EDNote: I have combined below Andrew Brown's three comments related to Swooners, Bloopers, and Boners, which came in quick succession today.


Subject:
Re: [NABOKV-L] bloopers and traps for translators
From:
Andrew Brown <as-brown@comcast.net>
Date:
Sun, 03 Sep 2006 14:49:49 -0400
To:
Vladimir Nabokov Forum <NABOKV-L@listserv.ucsb.edu>

I assumed that was obvious. We had television first, and television is the birthplace of the blooper.

One exception though that has come to mind, which is also American (both the exception and my mind), is from the playing field. When I was a kid, anything like a too soft, too easily hit pitch in baseball was often scornfully called a blooper. This occurred in American football, as well. Any pass from a quarterback that was too slow, or had a high, lazy arch that made it easy for opposing linemen to catch might be called a blooper.

The word had a sort of onomatopoetic (I know that onomatopoetic refers to sound and not motion so maybe someone can provide the word I need ) effect of describing a slow, looping, lazy, high floating motion of a baseball, football, or whatever, when what was really desired and required of the pitcher or quarterback was the hard, fast, SNAP that marks the successful pitch or pass.

Andrew Brown


On 9/3/06 4:19 AM, "Chaswe@AOL.COM" <Chaswe@AOL.COM> wrote:

In a message dated 03/09/2006 02:58:29 GMT Standard Time, STADLEN@AOL.COM writes:
the word  for howler is blooper.
Blooper is an American word.




Subject:
Re: [NABOKV-L] [Fwd: Swooners and swooning in Lolita]
From:
Andrew Brown <as-brown@comcast.net>
Date:
Sun, 03 Sep 2006 14:57:11 -0400
To:
Vladimir Nabokov Forum <NABOKV-L@listserv.ucsb.edu>


I also enjoyed Beth’s collection of swooners, but I will still press my case that the word is one Humbert deploys not as a cognate for any specific article such as a sweater or panties, but to express his own fever pitch propinquity that sees swoons cropping up everywhere. Does not Humbert somewhere described an orgasm (his orgasm, the only ones of interest to this considerate gentleman) as a swoon? Or wasn’t the O frequently so described in 18nth and even 19nth literature?


Andrew Brown


Subject:
Re: [NABOKV-L] [Fwd: Swooners and swooning in Lolita]
From:
Andrew Brown <as-brown@comcast.net>
Date:
Sun, 03 Sep 2006 15:12:52 -0400
To:
Vladimir Nabokov Forum <NABOKV-L@listserv.ucsb.edu>



The word “boner” for a mistake of any kind struck us boys in elementary school, when we were eight or nine, as the very summit of snorting hilarity. It was occasionally used by teachers who had come from another part of the country, or were of a certain age.
Once the principal entered our classroom just as our teacher had the ill luck to use this word. The rowdier among us went into our usual act of snorting, hooting, and desk slapping along with other noises we considered apposite. The principal took poor hapless David Dyan out in the hallway, considering David as out-of-it enough to answer him honestly. A moment later they returned, the principal grave but red-faced, little David, completely unperturbed behind his owlish round glasses.

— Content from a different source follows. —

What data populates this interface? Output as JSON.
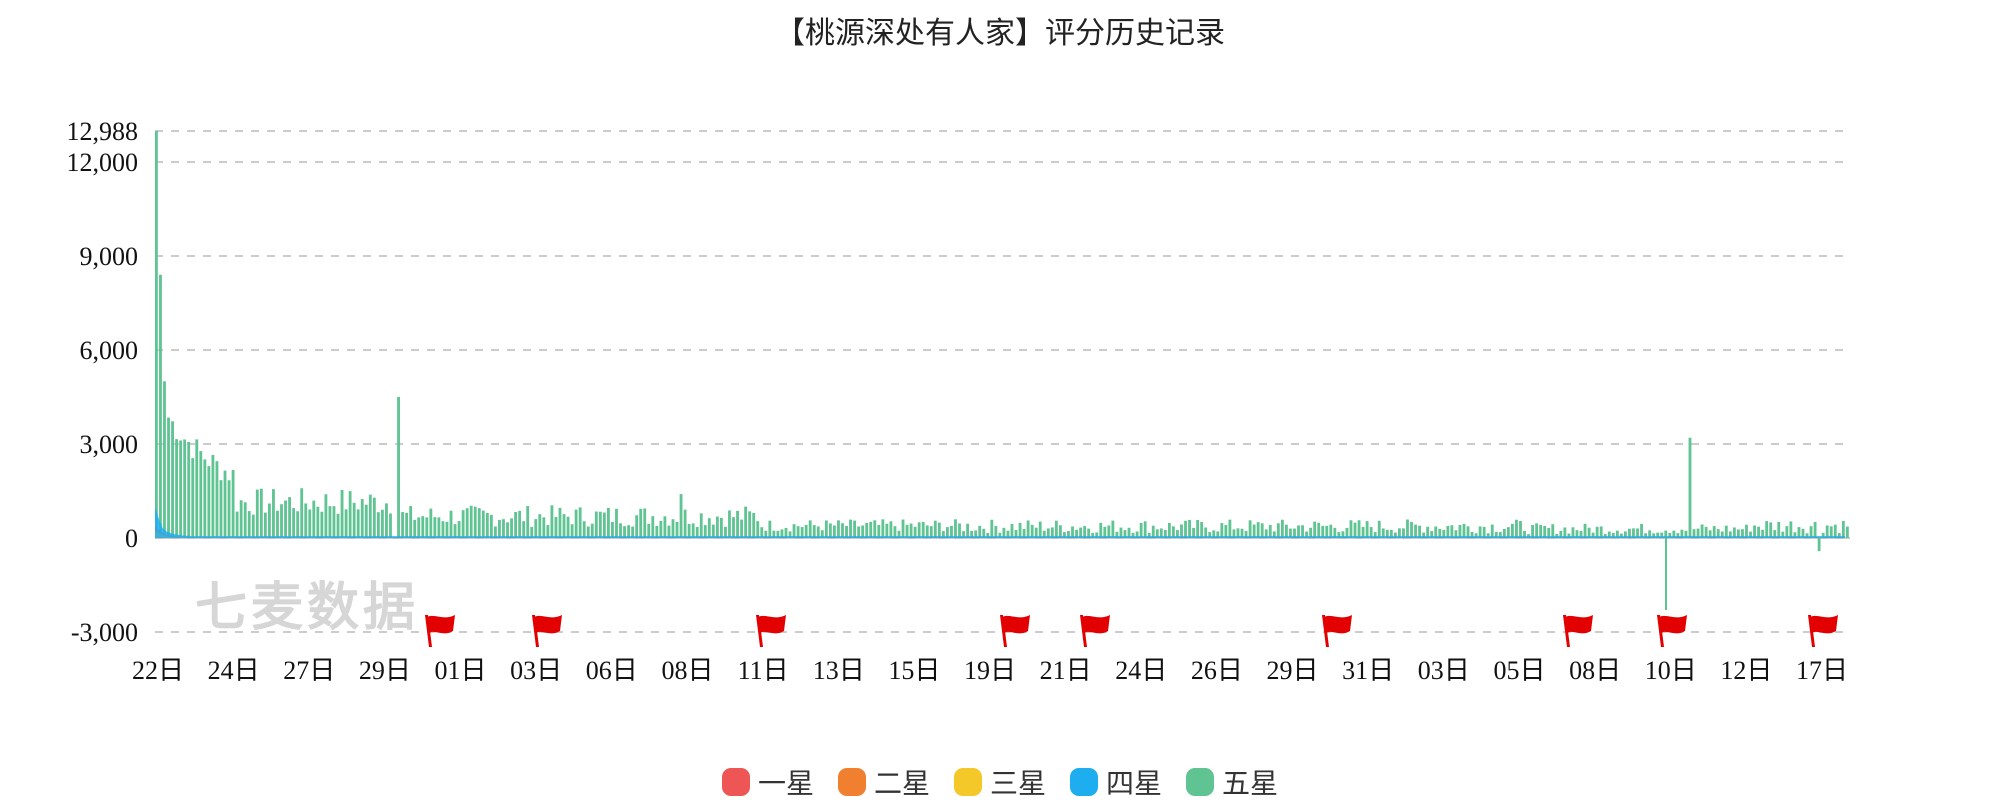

At recess we set upon David and demanded to know what the principal had asked, and what David had replied. The teacher had asked why the word boner caused such an uproar.

And what did you tell him, we said, grinning at whatever poor goofy David might have said.

“I told him,” David said frankly and impassively, “that a boner meant having a hard on.”

David walked a taller man that day. For the rest of that year we considered him a diplomat along the lines of Ben Franklin.